RANKL inhibition decreases the incidence of mammary adenocarcinomas in wild type (WT) and MMTV-RANK transgenic mice.

Abstract

Abstract Abstract #4167 Purpose: RANK and its ligand (RANKL), key factors for bone remodeling and metastasis, are crucial for the development of mouse mammary gland during pregnancy. Upon treatment with hormone medroxyprogesterone (MPA) and a carcinogen (DMBA), transgenic mice overexpressing RANK in the mammary gland via the MMTV promoter exhibit a higher incidence of ductular hyperplasias, mammary intraepithelial neoplasias (MIN), and mammary adenocarcinomas than WT mice. This study assessed the expression of mouse RANK and RANKL in WT and MMTV-RANK during mammary tumor progression in this model and determined whether RANKL inhibition could inhibit mammary carcinogenesis.
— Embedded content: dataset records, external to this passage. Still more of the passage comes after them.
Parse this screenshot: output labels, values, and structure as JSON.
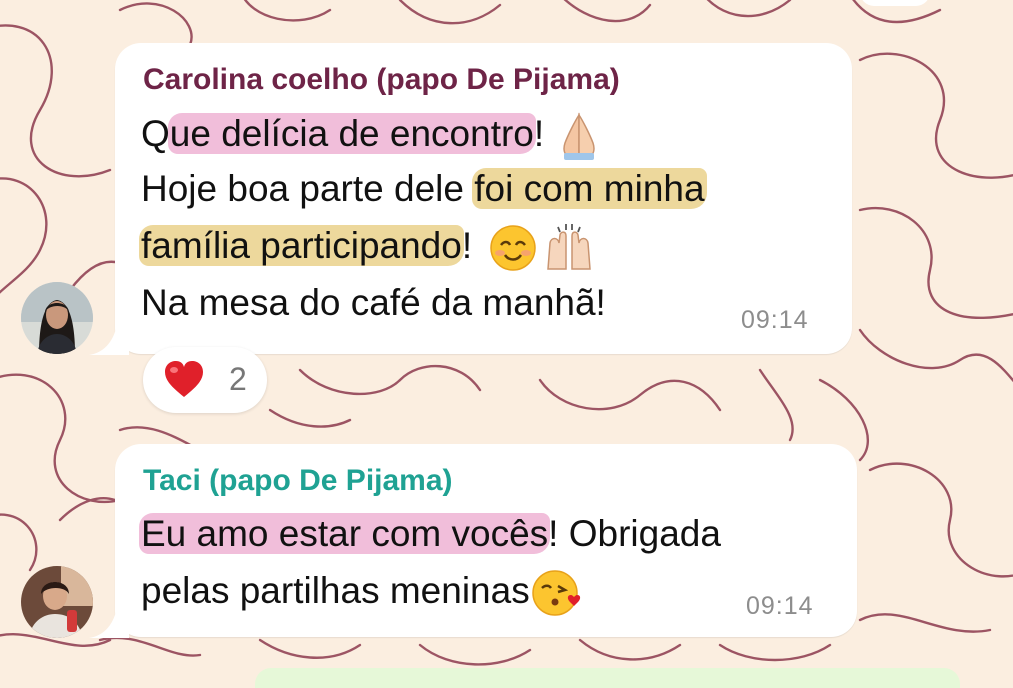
{
  "theme": {
    "wallpaper_bg": "#fbeee0",
    "wallpaper_stroke": "#8c3a4e",
    "bubble_bg": "#ffffff",
    "highlight_pink": "#e896c4",
    "highlight_gold": "#e2c05f",
    "sender1_color": "#6e2447",
    "sender2_color": "#1fa293",
    "time_color": "#8d8d8d"
  },
  "messages": [
    {
      "sender": "Carolina coelho (papo De Pijama)",
      "line1": {
        "pre": "Q",
        "highlight": "ue delícia de encontro",
        "post": "!"
      },
      "line1_emoji": "folded-hands-emoji",
      "line2": {
        "pre": "Hoje boa parte dele ",
        "highlight": "foi com minha"
      },
      "line3": {
        "highlight": "família participando",
        "post": "!"
      },
      "line3_emojis": [
        "smiling-face-emoji",
        "raising-hands-emoji"
      ],
      "line4": "Na mesa do café da manhã!",
      "time": "09:14",
      "reaction": {
        "emoji": "red-heart-icon",
        "count": "2"
      }
    },
    {
      "sender": "Taci (papo De Pijama)",
      "line1": {
        "highlight": "Eu amo estar com vocês",
        "post": "! Obrigada"
      },
      "line2": "pelas partilhas meninas",
      "line2_emoji": "face-blowing-kiss-emoji",
      "time": "09:14"
    }
  ]
}
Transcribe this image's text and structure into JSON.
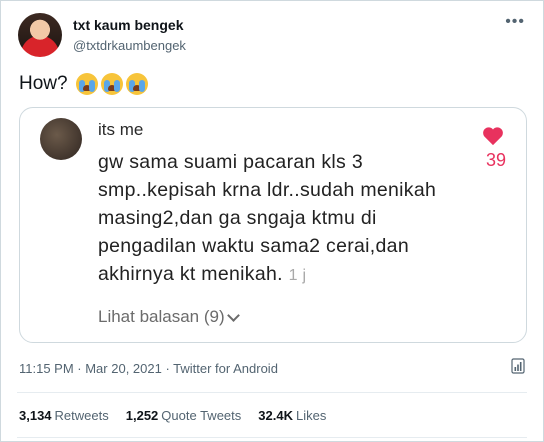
{
  "author": {
    "name": "txt kaum bengek",
    "handle": "@txtdrkaumbengek",
    "avatar_icon": "profile-photo"
  },
  "tweet": {
    "text": "How?",
    "emojis": [
      "loudly-crying-face",
      "loudly-crying-face",
      "loudly-crying-face"
    ]
  },
  "embedded_comment": {
    "username": "its me",
    "body": "gw sama suami pacaran kls 3 smp..kepisah krna ldr..sudah menikah masing2,dan ga sngaja ktmu di pengadilan waktu sama2 cerai,dan akhirnya kt menikah.",
    "time": "1 j",
    "likes": "39",
    "replies_label": "Lihat balasan (9)",
    "like_color": "#e8325e"
  },
  "meta": {
    "timestamp": "11:15 PM · Mar 20, 2021 · Twitter for Android"
  },
  "stats": {
    "retweets_count": "3,134",
    "retweets_label": "Retweets",
    "quotes_count": "1,252",
    "quotes_label": "Quote Tweets",
    "likes_count": "32.4K",
    "likes_label": "Likes"
  }
}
 Methods: At 6 weeks of age WT and MMTV-RANK transgenic mice were implanted with 90-day release 50mg MPA pellets that were replaced at expiration (weeks 19 and 32). DMBA was administered orally at weeks 9, 10, 12, and 13. The expression of RANK and RANKL was determined by immunohistochemistry (IHC). The specificity of the anti-mouse RANKL and anti-mouse RANK antibodies were verified by their lack of reactivity in RANKL -/- or RANK -/- mouse tissues, respectively. Simultaneous with the first DMBA treatment, mice were treated with RANK-Fc (10 mg/kg, 3x/week) or vehicle and the onset of mammary tumor formation was measured. Mammary tumor formation was determined by palpation and confirmed by histologic examination. Preneoplastic lesions were counted by whole mount analysis of the mammary gland at 4 weeks after the last DMBA treatment. Epithelial proliferation was measured by BrdU labeling of the mammary epithelium at multiple timepoints following the last DMBA treatment (2 days after the first DMBA treatment; 4 and 7 weeks following the last).
 Results: In the MPA/DMBA-induced mammary tumor model, MMTV-RANK mice developed palpable mammary tumors earlier than WT mice with a median onset of 86 days for the MMTV-RANK cohort compared with 132 days for the WT mice. At early timepoints, the number of preneoplastic lesions and mammary epithelial proliferation were greater in MMTV-RANK mice relative to WT. IHC demonstrated that MPA increased the number of RANKL-positive epithelial cells and that RANKL was present in preneoplastic MIN lesions and adenocarcinomas in both WT and MMTV-RANK mice. RANK expression was observed in the epithelial component of hyperplasias, MIN lesions, and adenocarcinomas in both WT and MMTV-RANK mice. Inhibition of RANKL with RANK-Fc substantially decreased the presence of preneoplastic lesions and the proliferation of mammary epithelial cells in MMTV-RANK mice. In addition, treatment of either MMTV-RANK or WT mice with RANK-Fc delayed the onset of palpable mammary tumors. Treatment of the MMTV-RANK mice with RANK-Fc decreased the incidence of mammary adenocarcinoma.
 Conclusion: These data suggest an operative role for RANKL in progesterone-dependent mouse mammary tumor development in both transgenic MMTV-RANK and WT mice and support additional studies to determine whether RANKL inhibition will delay tumor progression and metastases. Citation Information: Cancer Res 2009;69(2 Suppl):Abstract nr 4167.